After the partition of the sub-continent, Muslim majority areas are given the authority to be part of Pakistan or India and similarly for Hindus majority areas. Gurdaspur, Muslim majority area and the only way of Muslims to Kashmir valley was given to India that produces armed conflicts. Pakistani tribal people entered Kashmir through Dir to support Muslim brothers. Maharaja asked India to help and fled to Jammu Kashmir on 25th October 1947. Maharaja handover Kashmir to India on behalf of the military support.
This was also accepted by Mount Batten. Mountbatten and the Indian government announced that the issue will be solved according to the wishes of the people after the restoration of law and order. But, that promise is still a promise. War broke out between Pakistan and India in 1947-48. India takes the issue to the UN council that passed a resolution on 21st April 1948 to withdraw all Pakistan’s military and minimum military presence by India. They further added that the issue will be resolved through dialogues conducted by the UN.
Both Pakistan and India were not following the resolution. The UN passed another resolution which was accepted by Pakistan but was rejected by India. Under the Simla agreement, the ceasefire line was renamed as the line of control in 1972. India claimed the line of control as the border and the conquered area as the state of India but Pakistan was not accepting. Kashmiri is on the bank of the war of Independence since 1989. In the 1999 Kargil War, Pakistan and India came face to face over the Kashmir dispute.
The similarities in Nagorno-Karabakh and Kashmir Dispute
Following are the similarities between Kashmir and Nagorno-Karabakh:
- Both the region is occupied by force by India and Armenia.
- Both issues have UN resolution for peaceful negotiations.
- Muslims are being targeted in both regions.
- Several wars have been fought over the disputes.
- Both disputes are flashpoints; South Asia and the Caucasus.
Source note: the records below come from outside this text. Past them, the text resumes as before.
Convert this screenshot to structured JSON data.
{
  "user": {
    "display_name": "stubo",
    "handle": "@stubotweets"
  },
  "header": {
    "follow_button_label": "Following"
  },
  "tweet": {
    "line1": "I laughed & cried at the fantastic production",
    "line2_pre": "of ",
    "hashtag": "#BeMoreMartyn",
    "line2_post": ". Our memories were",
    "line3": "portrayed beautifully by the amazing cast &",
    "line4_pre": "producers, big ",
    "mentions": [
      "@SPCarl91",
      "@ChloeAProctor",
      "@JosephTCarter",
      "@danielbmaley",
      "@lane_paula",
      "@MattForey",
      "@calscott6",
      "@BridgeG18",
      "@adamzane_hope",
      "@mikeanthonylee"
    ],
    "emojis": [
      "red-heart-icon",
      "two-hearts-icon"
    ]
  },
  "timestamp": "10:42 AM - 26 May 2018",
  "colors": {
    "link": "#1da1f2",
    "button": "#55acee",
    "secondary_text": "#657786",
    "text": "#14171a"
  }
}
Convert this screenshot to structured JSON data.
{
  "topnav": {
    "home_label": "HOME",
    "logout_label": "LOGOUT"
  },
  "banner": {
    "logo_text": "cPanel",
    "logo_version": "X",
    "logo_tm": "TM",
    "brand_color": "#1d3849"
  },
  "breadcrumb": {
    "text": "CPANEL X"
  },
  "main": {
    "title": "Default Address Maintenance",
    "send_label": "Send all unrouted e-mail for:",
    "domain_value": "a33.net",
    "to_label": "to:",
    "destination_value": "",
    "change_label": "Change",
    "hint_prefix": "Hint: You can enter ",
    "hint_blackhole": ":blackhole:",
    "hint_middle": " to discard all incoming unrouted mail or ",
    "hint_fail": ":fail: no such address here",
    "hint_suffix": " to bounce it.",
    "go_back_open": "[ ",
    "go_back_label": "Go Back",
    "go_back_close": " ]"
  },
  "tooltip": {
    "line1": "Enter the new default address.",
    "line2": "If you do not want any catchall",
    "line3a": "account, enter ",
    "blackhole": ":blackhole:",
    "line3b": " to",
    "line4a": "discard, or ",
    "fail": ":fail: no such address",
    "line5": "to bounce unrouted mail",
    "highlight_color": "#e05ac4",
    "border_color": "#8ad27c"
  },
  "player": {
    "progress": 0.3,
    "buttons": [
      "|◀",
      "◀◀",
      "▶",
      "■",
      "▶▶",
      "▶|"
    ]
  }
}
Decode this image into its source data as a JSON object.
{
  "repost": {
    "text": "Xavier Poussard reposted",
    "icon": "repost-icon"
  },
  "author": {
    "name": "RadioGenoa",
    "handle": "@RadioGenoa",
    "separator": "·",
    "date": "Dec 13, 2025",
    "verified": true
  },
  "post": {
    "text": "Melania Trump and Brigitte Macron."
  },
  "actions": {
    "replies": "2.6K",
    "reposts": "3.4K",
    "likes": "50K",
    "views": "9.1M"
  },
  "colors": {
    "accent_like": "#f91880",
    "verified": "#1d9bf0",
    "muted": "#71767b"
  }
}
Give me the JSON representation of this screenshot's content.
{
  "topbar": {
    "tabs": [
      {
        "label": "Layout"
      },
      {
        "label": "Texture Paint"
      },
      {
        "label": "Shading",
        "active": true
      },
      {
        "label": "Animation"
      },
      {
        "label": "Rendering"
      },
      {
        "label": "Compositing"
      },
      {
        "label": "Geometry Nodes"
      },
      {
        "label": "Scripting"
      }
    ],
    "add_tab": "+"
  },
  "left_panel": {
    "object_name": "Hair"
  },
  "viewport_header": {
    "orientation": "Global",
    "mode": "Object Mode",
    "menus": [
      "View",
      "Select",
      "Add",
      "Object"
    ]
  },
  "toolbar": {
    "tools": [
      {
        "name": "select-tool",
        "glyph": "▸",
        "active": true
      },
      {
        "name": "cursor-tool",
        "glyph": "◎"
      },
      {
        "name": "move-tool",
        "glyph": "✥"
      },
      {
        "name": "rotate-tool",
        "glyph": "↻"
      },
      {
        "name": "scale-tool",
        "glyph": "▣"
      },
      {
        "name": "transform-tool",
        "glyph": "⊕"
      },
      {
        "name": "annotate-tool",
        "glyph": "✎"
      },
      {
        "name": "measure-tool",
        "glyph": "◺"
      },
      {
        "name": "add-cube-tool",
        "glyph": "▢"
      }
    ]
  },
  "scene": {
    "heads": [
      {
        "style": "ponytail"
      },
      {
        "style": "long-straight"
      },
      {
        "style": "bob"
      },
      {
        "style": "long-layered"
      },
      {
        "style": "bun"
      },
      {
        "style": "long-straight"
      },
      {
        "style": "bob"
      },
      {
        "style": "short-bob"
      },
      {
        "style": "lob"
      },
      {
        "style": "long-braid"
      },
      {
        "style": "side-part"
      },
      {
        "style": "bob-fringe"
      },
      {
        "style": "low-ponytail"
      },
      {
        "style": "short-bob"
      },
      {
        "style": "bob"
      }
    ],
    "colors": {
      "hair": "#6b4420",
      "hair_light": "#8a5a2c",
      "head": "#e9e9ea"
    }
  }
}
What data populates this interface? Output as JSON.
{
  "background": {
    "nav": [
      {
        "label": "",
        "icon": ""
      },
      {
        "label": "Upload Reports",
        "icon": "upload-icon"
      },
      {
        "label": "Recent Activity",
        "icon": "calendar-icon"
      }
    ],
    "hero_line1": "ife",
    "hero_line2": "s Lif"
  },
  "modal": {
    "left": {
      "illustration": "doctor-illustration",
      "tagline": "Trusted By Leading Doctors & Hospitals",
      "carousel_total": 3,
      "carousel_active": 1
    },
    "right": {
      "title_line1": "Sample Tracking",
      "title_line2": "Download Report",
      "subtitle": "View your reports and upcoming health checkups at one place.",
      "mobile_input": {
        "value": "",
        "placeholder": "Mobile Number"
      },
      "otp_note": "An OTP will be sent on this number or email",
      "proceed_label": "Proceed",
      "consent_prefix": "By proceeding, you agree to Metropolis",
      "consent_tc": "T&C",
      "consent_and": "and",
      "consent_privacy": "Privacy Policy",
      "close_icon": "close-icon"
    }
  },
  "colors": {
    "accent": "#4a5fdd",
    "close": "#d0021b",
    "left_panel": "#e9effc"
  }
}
- Pakistan and Azerbaijan support each other stance over the disputes.
- Both disputes compel each other to build up their army.
- Both the borders are called LoC, ‘line of control’ in Kashmir dispute, and ‘line of contact’ in Nagorno-Karabakh dispute.
- Millions of people became homeless in both disputes.
- In both regions, the forces often violate the ceasefire over LoC.
- On any minute step, both the regions can fall into an all-out war.
You might like:What does Extremism mean, and what is Radicalization?
Differences in Nagorno-Karabakh and Kashmir Dispute
Following are the differences between Kashmir and Nagorno-Karabakh:
- Kashmir is the result of ending colonial rule, while Nagorno-Karabakh is the result of a decline of the USSR.
- In the case of Nagorno-Karabakh, the people of the region stand up against Azerbaijan after the decline of the USSR, and in Kashmir, the region was autonomously given to India by Maharaja Hari Singh against the well of the people.
- Armenia recognizes the region as a part of Azerbaijan, while both Pakistan and India claimed Kashmir to be their part.
- The well of the people is measured in Kashmir.
- Azerbaijan can claim the region to be their part and can take it to ICJ while India can’t justify the demographic changes by abrogating articles 370 and 35(A).
- According to Geneva Convention’s article 47, both the countries Pakistan and India have no right to unilaterally annex the region.
From the above discussions, it is clear that both disputes are different with some sort of similarities. The recognition of Nagorno-Karabakh by the UN as part of Azerbaijan makes it far different from that of the Kashmir dispute. To conclude, both Pakistan and India are Nuclear-armed countries that will have drastic endings as compared to Azerbaijan and Armenia.